C’est aux maires à réfléchir ensemble à une éventualité de fusion de communes et aux de voir le bien-fondé d’une fusion. C’est la libre administration des collectivités. Ce n’est pas à la présidente de la communauté de communes d’imposer. La Communauté de Communes a uniquement un rôle d’aide dans le fonctionnement et sur la rationalisation des coûts.
 
Que pensez-vous des propositions de Vincent Chauvet pour favoriser la création et l’accompagnement de ces communes nouvelles ?
Nous faisons déjà l’accompagnement. La Communauté de Communes offre ses services juridiques et d’accompagnement  aux communes pour les dossiers complexes qu’ils ont. Ce n’est pas nouveau. Les maires apprécient d’avoir une communauté de communes structurée avec des services qui sont importants et qui leur permettent d’avoir des réponses en plus de ce que l’Association des Maires de Saône-et-Loire peut leur apporter.
 
La RCEA est une route qui irrigue tout le département.

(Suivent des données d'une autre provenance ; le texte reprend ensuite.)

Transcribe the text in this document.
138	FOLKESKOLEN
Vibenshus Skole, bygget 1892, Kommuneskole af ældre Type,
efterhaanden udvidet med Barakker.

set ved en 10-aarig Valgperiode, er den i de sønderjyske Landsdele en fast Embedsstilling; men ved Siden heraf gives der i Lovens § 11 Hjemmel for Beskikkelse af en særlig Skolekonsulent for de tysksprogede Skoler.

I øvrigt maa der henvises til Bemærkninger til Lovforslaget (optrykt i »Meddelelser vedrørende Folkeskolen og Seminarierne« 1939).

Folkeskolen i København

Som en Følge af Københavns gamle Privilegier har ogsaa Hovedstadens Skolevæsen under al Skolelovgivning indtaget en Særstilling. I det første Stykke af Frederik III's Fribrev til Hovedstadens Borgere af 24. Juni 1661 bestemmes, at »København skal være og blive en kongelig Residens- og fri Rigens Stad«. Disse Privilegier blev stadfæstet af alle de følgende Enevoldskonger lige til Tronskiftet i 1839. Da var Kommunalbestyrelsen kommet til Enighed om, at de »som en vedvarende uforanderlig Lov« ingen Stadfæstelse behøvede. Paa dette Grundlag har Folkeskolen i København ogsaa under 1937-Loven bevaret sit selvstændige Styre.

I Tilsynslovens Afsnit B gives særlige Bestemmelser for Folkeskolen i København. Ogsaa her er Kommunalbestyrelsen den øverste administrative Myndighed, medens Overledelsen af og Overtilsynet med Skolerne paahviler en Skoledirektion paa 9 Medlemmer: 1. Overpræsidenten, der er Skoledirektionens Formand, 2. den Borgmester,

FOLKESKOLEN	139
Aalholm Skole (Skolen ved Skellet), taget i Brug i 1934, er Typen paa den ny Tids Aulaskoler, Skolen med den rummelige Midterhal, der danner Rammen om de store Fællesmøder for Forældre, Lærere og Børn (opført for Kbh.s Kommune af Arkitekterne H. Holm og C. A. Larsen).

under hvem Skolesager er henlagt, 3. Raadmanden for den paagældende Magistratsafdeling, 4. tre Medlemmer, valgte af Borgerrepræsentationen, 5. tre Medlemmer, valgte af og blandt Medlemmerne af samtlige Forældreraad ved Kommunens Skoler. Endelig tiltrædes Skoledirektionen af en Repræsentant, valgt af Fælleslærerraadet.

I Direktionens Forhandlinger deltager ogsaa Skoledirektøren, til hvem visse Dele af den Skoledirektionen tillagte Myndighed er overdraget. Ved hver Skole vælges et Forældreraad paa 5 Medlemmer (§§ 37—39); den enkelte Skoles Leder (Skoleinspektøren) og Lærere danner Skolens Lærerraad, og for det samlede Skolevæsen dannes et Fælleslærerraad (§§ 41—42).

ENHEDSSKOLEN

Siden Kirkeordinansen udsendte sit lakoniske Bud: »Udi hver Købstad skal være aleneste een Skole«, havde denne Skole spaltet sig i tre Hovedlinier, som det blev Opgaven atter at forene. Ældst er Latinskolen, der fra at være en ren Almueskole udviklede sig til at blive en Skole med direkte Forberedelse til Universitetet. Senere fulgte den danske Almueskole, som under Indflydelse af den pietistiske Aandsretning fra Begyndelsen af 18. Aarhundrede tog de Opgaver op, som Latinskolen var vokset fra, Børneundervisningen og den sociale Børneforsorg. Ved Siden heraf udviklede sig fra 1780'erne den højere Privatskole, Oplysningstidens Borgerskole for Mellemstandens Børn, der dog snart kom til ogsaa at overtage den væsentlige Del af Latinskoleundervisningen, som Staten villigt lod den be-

A l’instar de la Communauté Creusot-Montceau et vraisemblablement du Grand Charolais, le Grand Autunois-Morvan est-il prêt à participer financièrement à l’achèvement du chantier ?
Non, nous n’avons pas été sollicité.
 

"Je ne serai pas candidate en 2020 à Autun"


Le Département est très présent sur les projets intercommunaux, qu’attendez-vous de plus du Conseil Départemental ?
Il n’y aucun problème avec le Département de Saône-et-Loire. Je suis très satisfaite de la mise en place du pôle départemental de santé à Autun, qui répond à une véritable attente des habitants qui n’avaient plus de médecin référent. Je suis également satisfaite de l’ouverture de la première antenne à Saint-Léger sous Beuvray qui, là aussi, permet de renforcer ce secteur et notamment la pharmacie tout en rassurant les habitants de la Nièvre qui viennent consulter à Saint-Léger sous Beuvray.
De la même manière, le Département a répondu et continue de répondre aux engagements qu’il avait pris sur le territoire. Nous travaillons dans un bon partenariat.
 
Les élections municipales sont dans une peu moins de deux ans. Serez-vous candidate à votre succession ?
Oui, je serai candidate mais je reste dans ma commune. Je ne me présenterai pas à Autun, comme certains le disent. Je ne change pas de communes. J’y suis élu depuis 1995 et maire depuis 2008.